Et force est de constater que la suite est conforme à nos espérances : œuvre d’un auteur pour le moins méconnu sous nos vertes contrées, Thomas Burnett Swann, décédé jeune dans les années 70 et mal aimé dans son pays d’origine, les Etats-Unis, car jugé trop conservateur, à l’égard des canons de la Fantasy à l’époque, cette Trilogie du Minotaure est composé en fait de trois courts romans (ou longues nouvelles) qui sont, dans l’ordre, Le Labyrinthe du Minotaure (1977 et publié à titre posthume), La Forêt du Minotaure (1971) et Le Jour du Minotaure (1966). Thomas Burnett Swann, comme il en avait souvent l’habitude, avait donc commencé par ce dernier, avant de, au fil des ans, revenir les aventures d’Eunostos en publiant deux préquelle, l’ordre de celles-ci étant, dans la version française, inversée quant à leurs parutions mais chronologique quant aux péripéties d’Eunostos et ses compagnons. Du coup, lorsque l’on se lance dans la lecture de cette Trilogie du Minotaure, force est de constater que l’on débute donc par le roman le plus récent, mais également et surtout le plus réussis et le mieux écrits, du moins, c’est mon avis, et que même si les deux autres ne déméritent pas, a aucun moment ils n’atteignent le niveau du Labyrinthe du Minotaure, véritable petit bijou tragique que nous offre Swann et qui mérite vraiment le détour – bon, certes, j’insiste vraiment sur ce premier mais les autres sont excellents également, disons que je les trouve inférieurs, c’est tout.
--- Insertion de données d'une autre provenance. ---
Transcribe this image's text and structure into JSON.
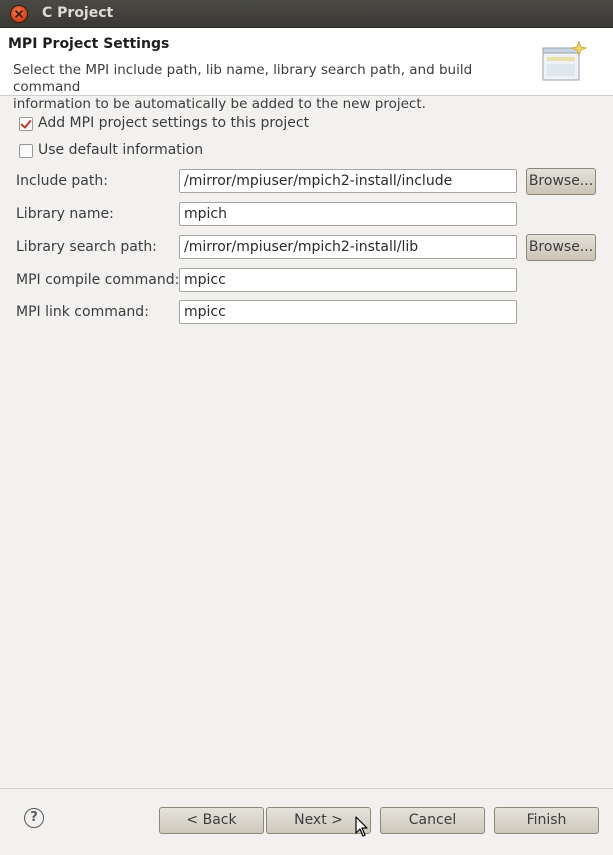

Le problème, car problème il y a, c’est que, pris par une créativité de tous les instants, et surtout par le fait que la maladie ne lui laissait plus beaucoup de temps, Thomas Burnett Swann n’a jamais eu le temps de revenir sur son œuvre et de corriger les nombreuses boulettes scénaristiques qui parsèment les trois nouvelles de cette trilogie : ainsi, ne vous étonnez pas si Cloches d’Argent n’a plus droit de citer dans les textes plus anciens et autres incohérences du même genre. C’est dommage, c’est même par moments fort regrettable (car on ne peut s’empêcher de se demander ce qu’aurait donné un ensemble cohérent), mais bon, vu que la maladie puis la mort aura fauché l’auteur sans lui laisser le temps de régler tous ses problèmes, on peut, du coup, parfaitement les comprendre…


Surtout que si ceux-ci sont par moments gênants, dans l’ensemble, il faut tout de même reconnaitre que nous avons là un fort bon roman : de par son univers, cette Crète mythique où cohabitent bien malgré eux humains et bêtes, ces protagonistes hauts en couleurs, Eunostos, Cloches d’Argent, Zoé la Dryade, les Centaures et les humains, cette ambiance « fin du monde » qui plane tout au long des récits, car oui, tout cela ne peut pas bien finir pour ce monde des bêtes, bien trop naïf et gentillet en opposition à celui des hommes, bien plus brutal et sans pitié, Thomas Burnett Swann nous offre une œuvre tout bonnement excellente, qui certes, par la force des choses, possède ses défauts, mais qui n’en reste pas moins excellente et mérite d’etre découverte par les amateurs de Fantasy qui, pour une fois, quitteront les canons du genre, maintes et maintes fois utilisés, pour une antiquité perdue qui n’en possède pas moins son intérêt. Et puis, rien que pour le plaisir de suivre les aventures d’un Minotaure tellement différent de l’image que l’on a de lui, je pense que le jeu en vaut la chandelle.